COUR D'APPEL D'ORLEANS CHAMBRE SOCIALE
PRUD'HOMMES
GROSSES le 14 FEVRIER 2008
à
Me LE METAYER-CAILLAUD-CESAREO
la SCP MADRID-CABEZO-MADRID-FOUSSEREAU
COPIES le 14 FEVRIER 2008
à
S. N. C. APPIA LOIRET
Omar Y...
ARRÊT du : 14 FEVRIER 2008
N° RG : 07 / 01110
DÉCISION DE PREMIÈRE INSTANCE : Conseil de Prud'hommes D'ORLEANS en date du 05 Avril 2007 - Section : INDUSTRIE
ENTRE
APPELANTE :
• La Société EIFFAGE TRAVAUX PUBLICS ILE DE FRANCE CENTRE venant aux droits de la S. N. C. APPIA LOIRET, dont le siège social est 57 Rue Hatton-B. P. 57-45750 SAINT PRYVE SAINT MESMIN, prise en la personne de son représentant légal en exercice domicilié ès qualités au siège
représentée par Me LE METAYER de la SCP LE METAYER-CAILLAUD-CESAREO, avocat au barreau d'ORLEANS
ET
INTIMÉ :
• Monsieur Omar Y..., né le 01 Janvier 1944 à BENI AMAL (MAROC), demeurant ...
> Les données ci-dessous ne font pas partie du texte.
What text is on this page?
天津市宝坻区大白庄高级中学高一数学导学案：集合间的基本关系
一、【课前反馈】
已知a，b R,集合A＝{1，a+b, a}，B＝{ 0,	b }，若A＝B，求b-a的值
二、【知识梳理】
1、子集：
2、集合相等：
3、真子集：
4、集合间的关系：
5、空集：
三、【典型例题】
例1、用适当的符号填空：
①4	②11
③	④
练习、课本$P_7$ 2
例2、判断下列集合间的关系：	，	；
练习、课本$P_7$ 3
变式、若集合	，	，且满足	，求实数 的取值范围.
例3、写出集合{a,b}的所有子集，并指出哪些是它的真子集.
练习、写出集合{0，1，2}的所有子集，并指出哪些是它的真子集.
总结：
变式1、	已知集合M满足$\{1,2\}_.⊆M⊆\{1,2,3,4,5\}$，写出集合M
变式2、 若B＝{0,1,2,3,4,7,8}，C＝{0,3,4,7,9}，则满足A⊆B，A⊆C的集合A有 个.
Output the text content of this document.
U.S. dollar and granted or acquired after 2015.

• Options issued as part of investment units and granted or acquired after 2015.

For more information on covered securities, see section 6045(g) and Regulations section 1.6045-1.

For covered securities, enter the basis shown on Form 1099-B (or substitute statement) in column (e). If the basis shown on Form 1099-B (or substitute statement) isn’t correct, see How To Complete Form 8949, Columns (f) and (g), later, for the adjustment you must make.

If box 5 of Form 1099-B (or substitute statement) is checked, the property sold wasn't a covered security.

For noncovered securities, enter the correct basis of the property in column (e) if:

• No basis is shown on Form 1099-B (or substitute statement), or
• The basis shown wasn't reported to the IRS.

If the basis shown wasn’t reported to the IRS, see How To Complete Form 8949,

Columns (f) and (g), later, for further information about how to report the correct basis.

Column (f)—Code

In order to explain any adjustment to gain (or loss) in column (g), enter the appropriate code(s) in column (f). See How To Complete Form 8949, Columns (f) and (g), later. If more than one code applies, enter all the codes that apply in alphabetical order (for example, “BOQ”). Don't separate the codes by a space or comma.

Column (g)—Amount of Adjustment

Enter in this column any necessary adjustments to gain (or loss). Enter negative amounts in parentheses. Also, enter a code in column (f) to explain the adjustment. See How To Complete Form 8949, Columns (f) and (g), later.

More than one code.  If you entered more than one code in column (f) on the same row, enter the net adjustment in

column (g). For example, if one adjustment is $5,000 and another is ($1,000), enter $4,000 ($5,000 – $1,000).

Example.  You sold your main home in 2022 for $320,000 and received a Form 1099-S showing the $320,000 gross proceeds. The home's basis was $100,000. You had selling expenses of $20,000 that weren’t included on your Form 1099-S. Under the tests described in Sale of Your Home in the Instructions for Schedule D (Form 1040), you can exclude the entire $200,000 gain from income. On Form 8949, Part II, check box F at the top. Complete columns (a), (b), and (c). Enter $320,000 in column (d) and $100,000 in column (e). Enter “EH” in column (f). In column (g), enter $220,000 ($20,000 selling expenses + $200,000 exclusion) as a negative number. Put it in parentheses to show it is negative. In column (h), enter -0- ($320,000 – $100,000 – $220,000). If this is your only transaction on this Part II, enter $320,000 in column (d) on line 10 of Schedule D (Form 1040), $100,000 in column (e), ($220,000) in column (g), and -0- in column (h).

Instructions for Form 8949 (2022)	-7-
représenté par Me MADRID de la SCP MADRID-CABEZO-MADRID-FOUSSEREAU, avocats au barreau d'ORLEANS
Après débats et audition des parties à l'audience publique du 17 Janvier 2008
LA COUR COMPOSÉE DE :
Monsieur Daniel VELLY, Président de Chambre
Monsieur Pierre LEBRUN, Conseiller
Madame Catherine PAFFENHOFF, Conseiller
Assistés lors des débats de Madame Geneviève JAMAIN, Greffier,
Puis ces mêmes magistrats en ont délibéré dans la même formation et à l'audience publique du 14 Février 2008, Monsieur Daniel VELLY, Président de Chambre, assisté de Madame Geneviève JAMAIN, Greffier, a rendu l'arrêt dont la teneur suit :
EXPOSE DES FAITS ET DE LA PROCÉDURE
Monsieur Omar Y... a été engagé le 5 août 1977 par la SNC APPIA LOIRET devenue EIFFAGE TRAVAUX PUBLICS, sans contrat de travail écrit en qualité d'ouvrier routier.
Courant 2005, il a rencontré d'importants problèmes de santé qui ont conduit à son placement en arrêt de travail du mois de mars 2005 au mois de février 2006.
À l'issue de la visite médicale de reprise, le 2 février 2006, le médecin du travail le déclare inapte en ces termes :
" inapte au poste proposé à dater de ce jour en application de la procédure d'urgence de l'article R 241-51-1 ".
Monsieur Y... est licencié pour inaptitude le 2 mars suivant.
Par requête du 12 octobre 2006, il conteste son licenciement devant le conseil de prud'hommes d'ORLÉANS qui est saisi de plusieurs demandes pour le détail desquelles il est renvoyé au jugement du 5 avril 2007, la cour se référant également à cette décision pour l'exposé des faits, de la demande reconventionnelle et des moyens initiaux des parties.
Le licenciement est annulé et salarié se voit allouer :
• 13. 350 euros d'indemnité de licenciement sans cause réelle et sérieuse
• 2. 650 euros d'indemnité compensatrice de préavis
• 265 euros de congés payés afférents.
Le 9 mai 2007, l'employeur relève appel du jugement notifié le 16 avril 2007.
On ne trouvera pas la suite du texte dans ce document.